6
votes

In my project we use Lucene 2.4.1 for fulltext search. This is a J2EE project, IndexSearcher is created once. In the background, the index is refreshed every couple of minutes (when the content changes). Users can search the index through a search mechanism on the page.

The problem is, the results returned by Lucene seem to be cached somehow.

This is scenario I noticed:

  • I start the application and search for 'keyword' - 6 results are returned,
  • Index is refreshed, using Luke I see, that there are 8 results now to query 'keyword',
  • I search again using the application, again 6 results are returned.

I analyzed our configuration and haven't found any caching anywhere. I have debugged the search, and there is no caching in out code, searcher.search returnes 6 results.

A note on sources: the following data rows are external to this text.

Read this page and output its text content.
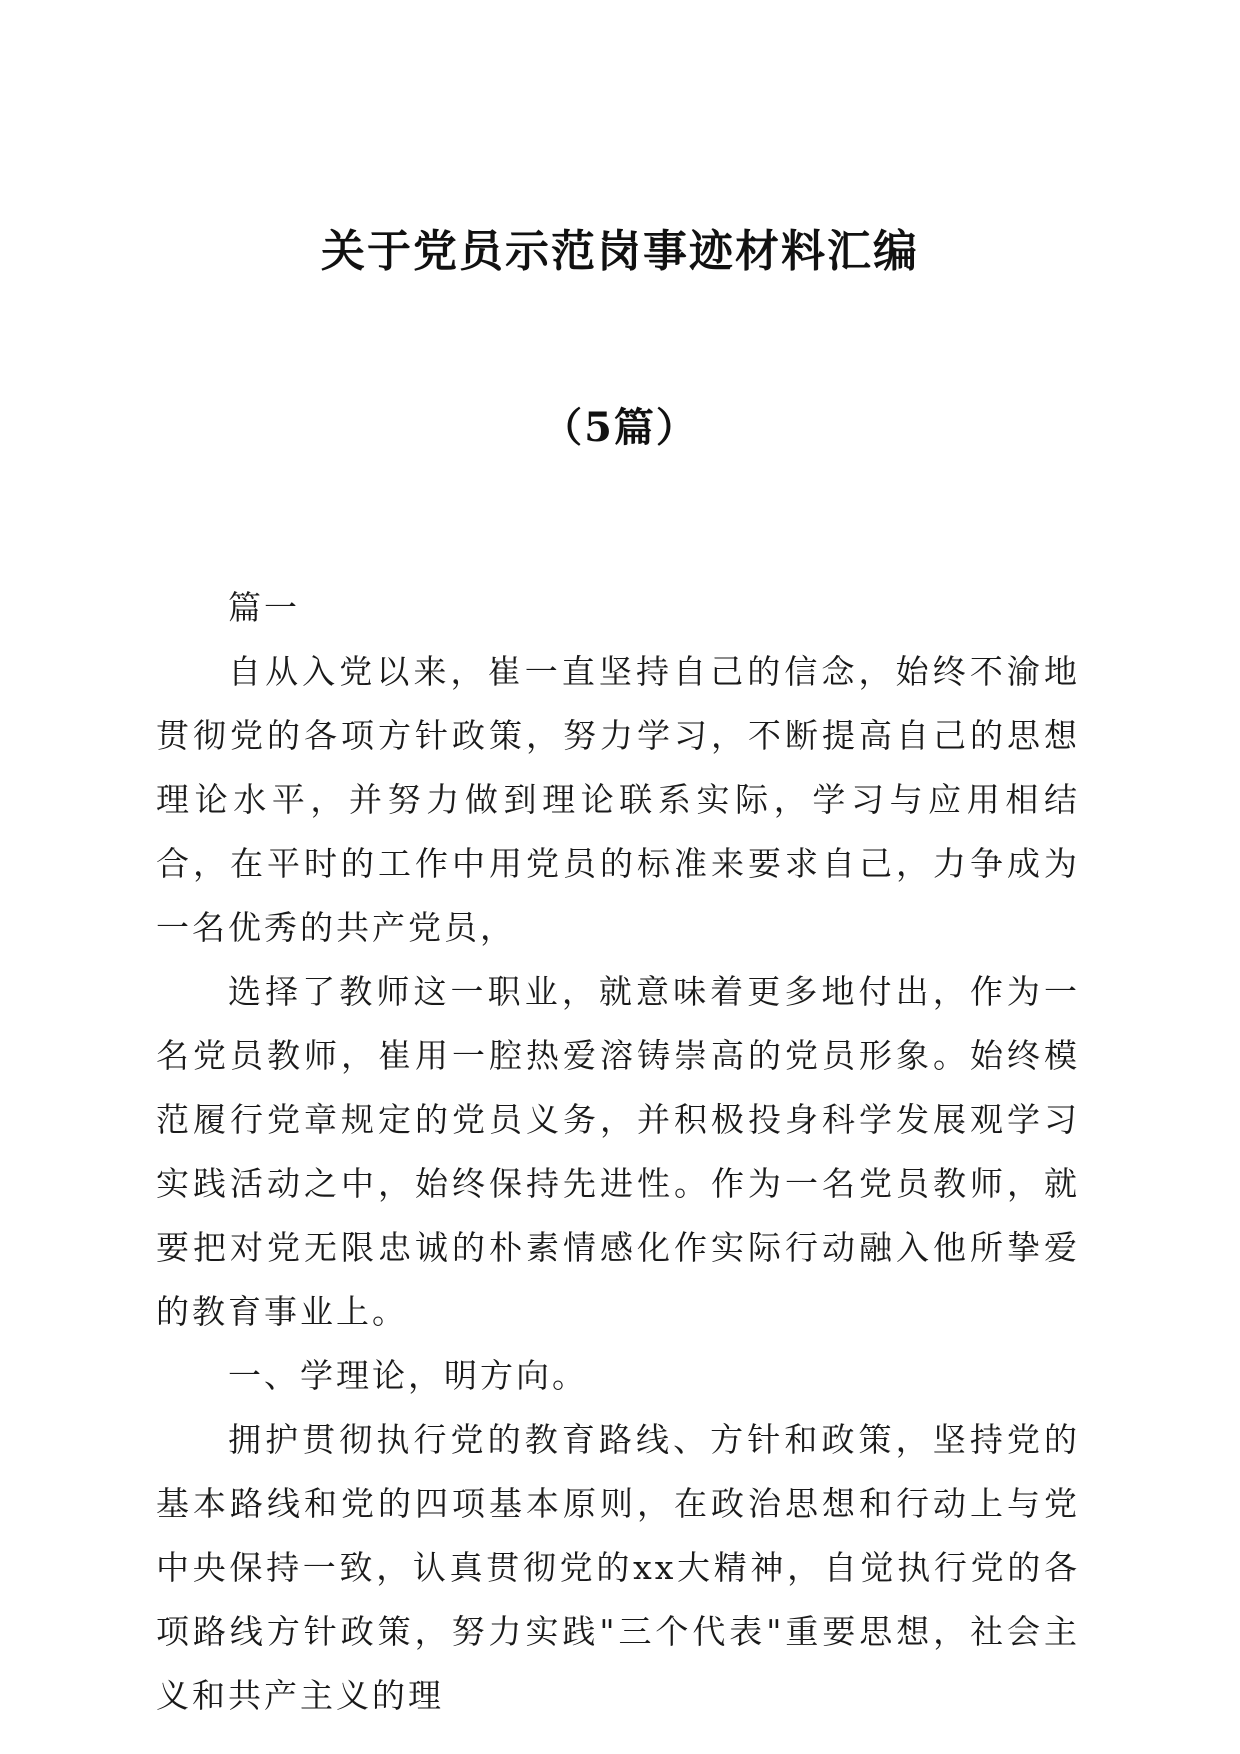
关于党员示范岗事迹材料汇编
（5篇）

篇一

自从入党以来，崔一直坚持自己的信念，始终不渝地贯彻党的各项方针政策，努力学习，不断提高自己的思想理论水平，并努力做到理论联系实际，学习与应用相结合，在平时的工作中用党员的标准来要求自己，力争成为一名优秀的共产党员，

选择了教师这一职业，就意味着更多地付出，作为一名党员教师，崔用一腔热爱溶铸崇高的党员形象。始终模范履行党章规定的党员义务，并积极投身科学发展观学习实践活动之中，始终保持先进性。作为一名党员教师，就要把对党无限忠诚的朴素情感化作实际行动融入他所挚爱的教育事业上。

一、学理论，明方向。

拥护贯彻执行党的教育路线、方针和政策，坚持党的基本路线和党的四项基本原则，在政治思想和行动上与党中央保持一致，认真贯彻党的xx大精神，自觉执行党的各项路线方针政策，努力实践"三个代表"重要思想，社会主义和共产主义的理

Does Lucene cache results internally somehow? What properties etc. should I check?

3

3 Answers

10
votes

To see changes made by IndexWriters against an index for which you have an open IndexReader, be sure to call IndexReader.reopen() to see the latest changes.

Make sure also that your IndexWriter is committing the changes, either through an explicit commit(), a close(), or having autoCommit set to true.

1
votes

With versions prior to 2.9.0, Lucene cached automatically the results of queries. With later releases there's no caching unless you wrap your query in a QueryFilter and then wrap the result in a CachingWrapperFilter. You could consider switching to a release >= 2.9.0 if reopening the index becomes a problem

1
votes

One more note: In order to IndexReader find the real-time other threads updated documents, when initialize IndexReader, the parameter "read-only" has to be false. Otherwise, method reopen() will not work.